Engineering Vacancies for the Creation of Antisite Defects in Chemical Vapor Deposition Grown Monolayer MoS2 and WS2 via Proton Irradiation

B Ozden and TY Zhang and MZ Liu and A Fest and DA Pearson and E Khan and S Uprety and JE Razon and J Cherry and K Fujisawa and H Liu and N Perea- López and K Wang and T Isaacs-Smith and M Park and M Terrones, ACS NANO, 17, 25101-25117 (2023).
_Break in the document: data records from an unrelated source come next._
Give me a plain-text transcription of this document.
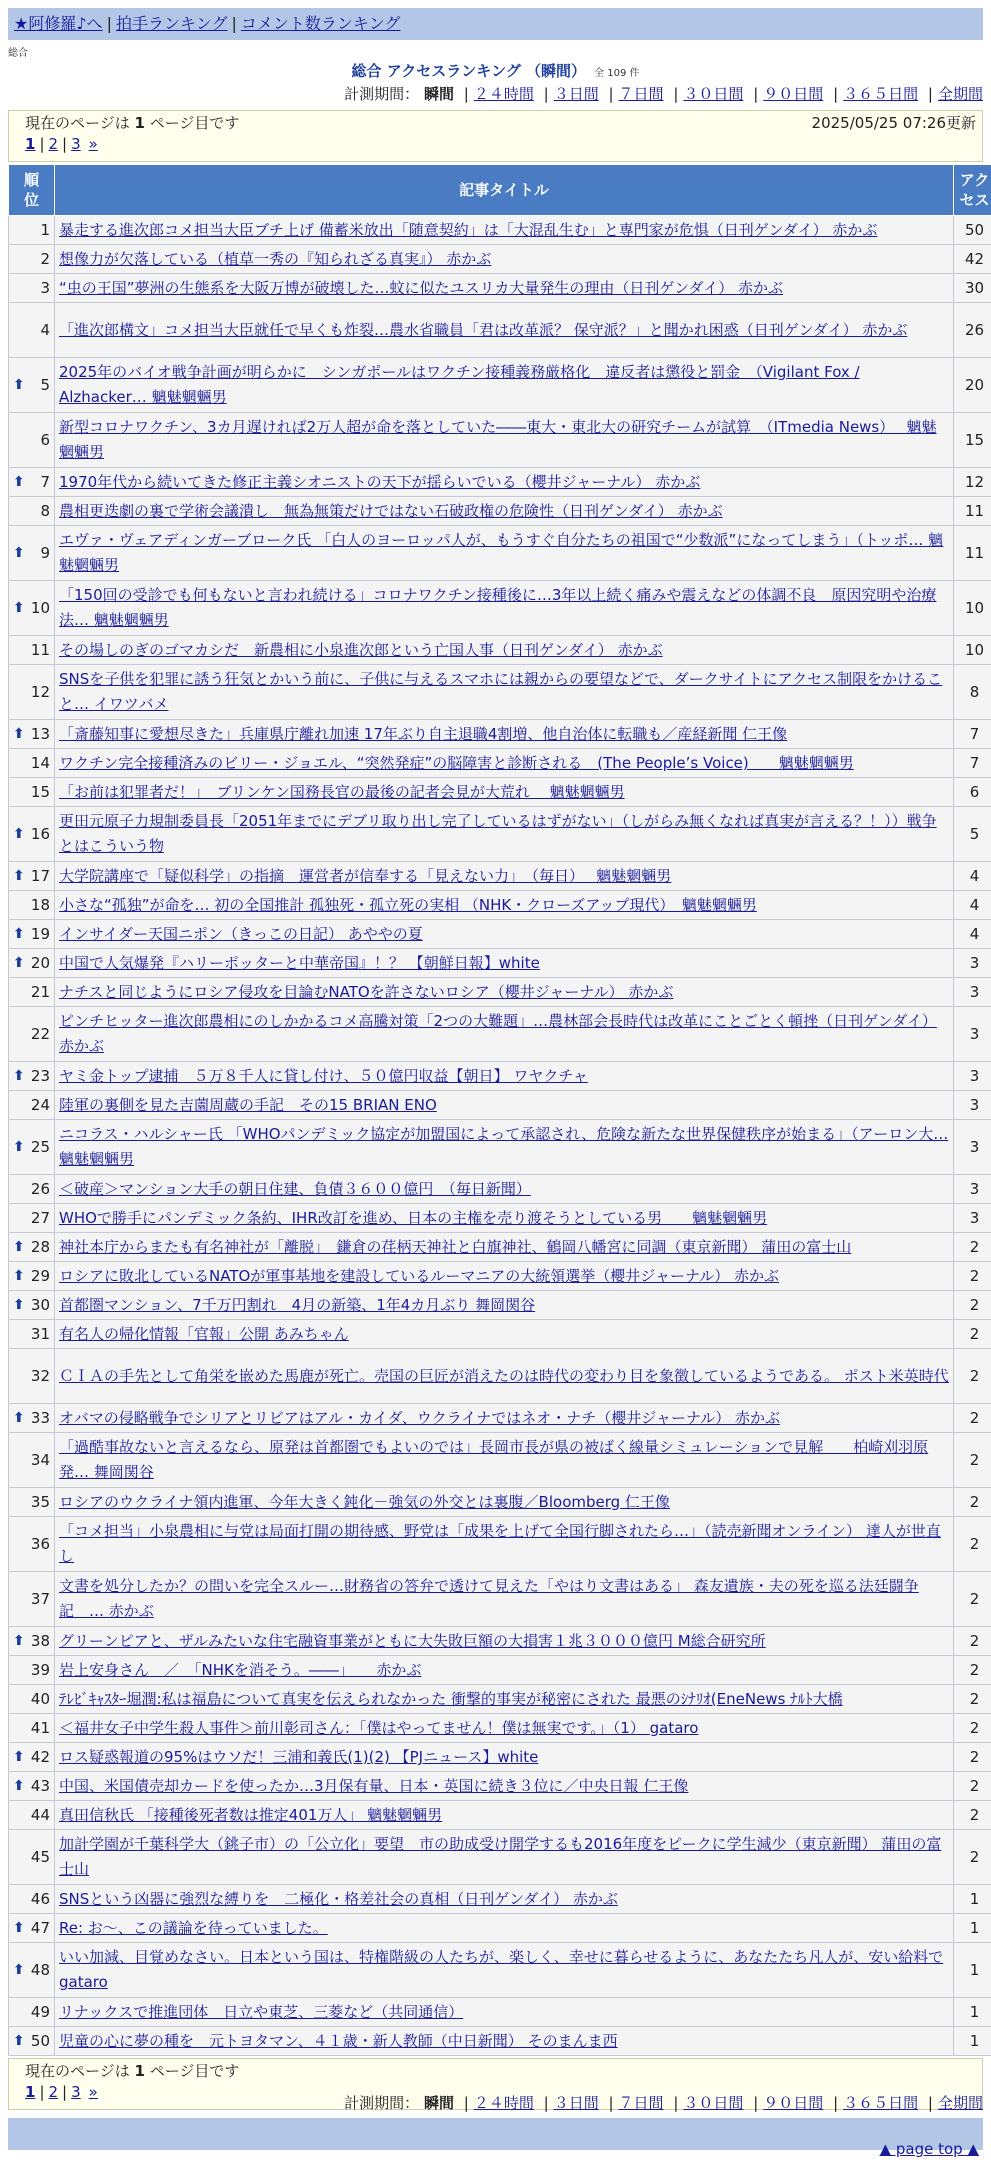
★阿修羅♪へ | 拍手ランキング | コメント数ランキング
総合
総合 アクセスランキング （瞬間） 全 109 件
計測期間： 瞬間 | ２４時間 | ３日間 | ７日間 | ３０日間 | ９０日間 | ３６５日間 | 全期間
現在のページは 1 ページ目です	2025/05/25 07:26更新
1 | 2 | 3 »
順
位	記事タイトル	アク
セス
1	暴走する進次郎コメ担当大臣ブチ上げ 備蓄米放出「随意契約」は「大混乱生む」と専門家が危惧（日刊ゲンダイ） 赤かぶ	50
2	想像力が欠落している（植草一秀の『知られざる真実』） 赤かぶ	42
3	“虫の王国”夢洲の生態系を大阪万博が破壊した…蚊に似たユスリカ大量発生の理由（日刊ゲンダイ） 赤かぶ	30
4	「進次郎構文」コメ担当大臣就任で早くも炸裂…農水省職員「君は改革派？ 保守派？」と聞かれ困惑（日刊ゲンダイ） 赤かぶ	26

⬆ 5	2025年のバイオ戦争計画が明らかに　シンガポールはワクチン接種義務厳格化　違反者は懲役と罰金　（Vigilant Fox / Alzhacker… 魑魅魍魎男	20
6	新型コロナワクチン、3カ月遅ければ2万人超が命を落としていた――東大・東北大の研究チームが試算　（ITmedia News）　 魑魅魍魎男	15

⬆ 7	1970年代から続いてきた修正主義シオニストの天下が揺らいでいる（櫻井ジャーナル） 赤かぶ	12
8	農相更迭劇の裏で学術会議潰し　無為無策だけではない石破政権の危険性（日刊ゲンダイ） 赤かぶ	11

⬆ 9	エヴァ・ヴェアディンガーブローク氏 「白人のヨーロッパ人が、もうすぐ自分たちの祖国で“少数派”になってしまう」（トッポ… 魑魅魍魎男	11

⬆ 10	「150回の受診でも何もないと言われ続ける」コロナワクチン接種後に…3年以上続く痛みや震えなどの体調不良　原因究明や治療法… 魑魅魍魎男	10
11	その場しのぎのゴマカシだ　新農相に小泉進次郎という亡国人事（日刊ゲンダイ） 赤かぶ	10
12	SNSを子供を犯罪に誘う狂気とかいう前に、子供に与えるスマホには親からの要望などで、ダークサイトにアクセス制限をかけること… イワツバメ	8

⬆ 13	「斎藤知事に愛想尽きた」兵庫県庁離れ加速 17年ぶり自主退職4割増、他自治体に転職も／産経新聞 仁王像	7
14	ワクチン完全接種済みのビリー・ジョエル、“突然発症”の脳障害と診断される　(The People’s Voice)　　魑魅魍魎男	7
15	「お前は犯罪者だ！」　ブリンケン国務長官の最後の記者会見が大荒れ　 魑魅魍魎男	6

⬆ 16	更田元原子力規制委員長「2051年までにデブリ取り出し完了しているはずがない」（しがらみ無くなれば真実が言える？！））戦争とはこういう物	5

⬆ 17	大学院講座で「疑似科学」の指摘　運営者が信奉する「見えない力」　（毎日）　 魑魅魍魎男	4
18	小さな“孤独”が命を… 初の全国推計 孤独死・孤立死の実相 （NHK・クローズアップ現代）　魑魅魍魎男	4

⬆ 19	インサイダー天国ニポン（きっこの日記） あややの夏	4

⬆ 20	中国で人気爆発『ハリーポッターと中華帝国』！？ 【朝鮮日報】white	3
21	ナチスと同じようにロシア侵攻を目論むNATOを許さないロシア（櫻井ジャーナル） 赤かぶ	3
22	ピンチヒッター進次郎農相にのしかかるコメ高騰対策「2つの大難題」…農林部会長時代は改革にことごとく頓挫（日刊ゲンダイ） 赤かぶ	3

⬆ 23	ヤミ金トップ逮捕　５万８千人に貸し付け、５０億円収益【朝日】 ワヤクチャ	3
24	陸軍の裏側を見た吉薗周蔵の手記　その15 BRIAN ENO	3

⬆ 25	ニコラス・ハルシャー氏 「WHOパンデミック協定が加盟国によって承認され、危険な新たな世界保健秩序が始まる」（アーロン大… 魑魅魍魎男	3
26	＜破産＞マンション大手の朝日住建、負債３６００億円　（毎日新聞）	3
27	WHOで勝手にパンデミック条約、IHR改訂を進め、日本の主権を売り渡そうとしている男　　魑魅魍魎男	3

⬆ 28	神社本庁からまたも有名神社が「離脱」　鎌倉の荏柄天神社と白旗神社、鶴岡八幡宮に同調（東京新聞） 蒲田の富士山	2

⬆ 29	ロシアに敗北しているNATOが軍事基地を建設しているルーマニアの大統領選挙（櫻井ジャーナル） 赤かぶ	2

⬆ 30	首都圏マンション、7千万円割れ　4月の新築、1年4カ月ぶり 舞岡関谷	2
31	有名人の帰化情報「官報」公開 あみちゃん	2
32	ＣＩＡの手先として角栄を嵌めた馬鹿が死亡。売国の巨匠が消えたのは時代の変わり目を象徴しているようである。 ポスト米英時代	2

⬆ 33	オバマの侵略戦争でシリアとリビアはアル・カイダ、ウクライナではネオ・ナチ（櫻井ジャーナル） 赤かぶ	2
34	「過酷事故ないと言えるなら、原発は首都圏でもよいのでは」長岡市長が県の被ばく線量シミュレーションで見解　　柏崎刈羽原発… 舞岡関谷	2
35	ロシアのウクライナ領内進軍、今年大きく鈍化－強気の外交とは裏腹／Bloomberg 仁王像	2
36	「コメ担当」小泉農相に与党は局面打開の期待感、野党は「成果を上げて全国行脚されたら…」（読売新聞オンライン） 達人が世直し	2
37	文書を処分したか？の問いを完全スルー…財務省の答弁で透けて見えた「やはり文書はある」 森友遺族・夫の死を巡る法廷闘争記　… 赤かぶ	2

⬆ 38	グリーンピアと、ザルみたいな住宅融資事業がともに大失敗巨額の大損害１兆３０００億円 M総合研究所	2
39	岩上安身さん　／　「NHKを消そう。――」　　赤かぶ	2
40	ﾃﾚﾋﾞｷｬｽﾀｰ堀潤:私は福島について真実を伝えられなかった 衝撃的事実が秘密にされた 最悪のｼﾅﾘｵ(EneNews ﾅﾙﾄ大橋	2
41	＜福井女子中学生殺人事件＞前川彰司さん：「僕はやってません！僕は無実です。」（1） gataro	2

⬆ 42	ロス疑惑報道の95%はウソだ！三浦和義氏(1)(2) 【PJニュース】white	2

⬆ 43	中国、米国債売却カードを使ったか…3月保有量、日本・英国に続き３位に／中央日報 仁王像	2
44	真田信秋氏 「接種後死者数は推定401万人」 魑魅魍魎男	2
45	加計学園が千葉科学大（銚子市）の「公立化」要望　市の助成受け開学するも2016年度をピークに学生減少（東京新聞） 蒲田の富士山	2
46	SNSという凶器に強烈な縛りを　二極化・格差社会の真相（日刊ゲンダイ） 赤かぶ	1

⬆ 47	Re: お～、この議論を待っていました。	1

⬆ 48	いい加減、目覚めなさい。日本という国は、特権階級の人たちが、楽しく、幸せに暮らせるように、あなたたち凡人が、安い給料で gataro	1
49	リナックスで推進団体　日立や東芝、三菱など（共同通信）	1

⬆ 50	児童の心に夢の種を　元トヨタマン、４１歳・新人教師（中日新聞） そのまんま西	1
現在のページは 1 ページ目です
1 | 2 | 3 »
計測期間： 瞬間 | ２４時間 | ３日間 | ７日間 | ３０日間 | ９０日間 | ３６５日間 | 全期間
▲ page top ▲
DOI: 10.1021/acsnano.3c07752

It is critical to understand the laws of quantum mechanics in transformative technologies for computation and quantum information science applications to enable the ongoing second quantum revolution calls. Recently, spin qubits based on point defects have gained great attention, since these qubits can be initiated, selectively controlled, and read out with high precision at ambient temperature. The major challenge in these systems is controllably generating multiqubit systems while properly coupling the defects. To address this issue, we began by tackling the engineering challenges these systems present and understanding the fundamentals of defects. In this regard, we controllably generate defects in MoS2 and WS2 monolayers and tune their physicochemical properties via proton irradiation. We quantitatively discovered that the proton energy could modulate the defects' density and nature; higher defect densities were seen with lower proton irradiation energies. Three distinct defect types were observed: vacancies, antisites, and adatoms. In particular, the creation and manipulation of antisite defects provides an alternative way to create and pattern spin qubits based on point defects. Our results demonstrate that altering the particle irradiation energy can regulate the formation of defects, which can be utilized to modify the properties of 2D materials and create reliable electronic devices.